The Hulk And The Maestro
Hm. Or in the word of Watchmen's vigilante hero Rorschach, Hurm.
Today's title I figured would be more recognizable as a present and possible future version of the same being (from Marvel Comics' two-part series Future Imperfect, where the big green guy on one of his more intelligent bouts is brought a century later to meet and beat a nastier futurer ... wait, I mean future, version of himself) than another alternative I had. You need a good title to get places.
Yesterday, I felt for the better part of the day in a Maestro mood, where I'd have ripped someone in two for the sake of their being idiots, but like being depressed, I get over that by getting productive on something that is important to me. Hey, I'm nowhere near Bruce Banner's (the Hulk's and Maestro's alter ego) intelligence in many ways, but I know what I need to do to get going.
And I feel like I have.

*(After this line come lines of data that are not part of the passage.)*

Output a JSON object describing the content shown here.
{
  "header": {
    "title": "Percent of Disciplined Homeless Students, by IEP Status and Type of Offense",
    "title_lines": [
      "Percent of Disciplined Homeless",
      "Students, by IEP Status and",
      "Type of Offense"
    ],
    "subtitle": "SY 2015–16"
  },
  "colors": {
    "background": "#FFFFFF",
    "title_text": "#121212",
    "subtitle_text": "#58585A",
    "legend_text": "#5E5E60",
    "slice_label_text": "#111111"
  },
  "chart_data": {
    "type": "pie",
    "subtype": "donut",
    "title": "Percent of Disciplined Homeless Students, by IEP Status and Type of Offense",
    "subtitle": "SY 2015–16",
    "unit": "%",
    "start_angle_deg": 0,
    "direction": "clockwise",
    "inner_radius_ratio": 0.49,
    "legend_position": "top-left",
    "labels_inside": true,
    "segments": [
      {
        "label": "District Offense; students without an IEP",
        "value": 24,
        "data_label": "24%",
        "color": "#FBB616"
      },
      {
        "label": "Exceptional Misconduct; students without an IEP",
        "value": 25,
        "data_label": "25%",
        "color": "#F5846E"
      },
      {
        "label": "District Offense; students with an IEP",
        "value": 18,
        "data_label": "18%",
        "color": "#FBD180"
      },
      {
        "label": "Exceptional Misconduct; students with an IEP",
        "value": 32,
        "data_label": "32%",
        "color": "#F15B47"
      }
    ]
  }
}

From Sarah's ... let's be polite, rant yesterday morning on some of her math work for class to last night's Advent service (where Pastor Gerald got this awesome gift of dress shoes that light up and change colors the way your kids' sneakers likely do). There are days you just want to be over! And in my case, that mood ended about four pm yesterday; I'm not sure why.
I'm still strong, I'm still smart, BUT I'm wise enough (I think) on my last day of being forty-three -- yes, it's my birthday tomorrow -- to get calmer with Martha and Sarah and Jeffrey, truly the most important people walking this earth to me, with them and with all the matters pertaining to them. And I'll listen. And we'll realize that we are in this together.
Case in point, this morning: the kids and I are headed to school and then I hear from Jeffrey that neither of them have their backpacks. Neither of the kids had their backpacks because Martha had picked them up in our other vehicle last night and the backpacks were still in the van and we'd forgotten to get them. So we went to Martha's workplace and got them.
Thank God she only works across town! We got the backpacks and I drove Sarah and Jeffrey back to Longfellow and dropped them off. Even though they were late by two minutes, nobody was shouting and my stress went down. Jeffrey said and the kids admitted that they were partly at fault too, not just me. I'm relieved when it's not just me (even Martha has some blame, but not much).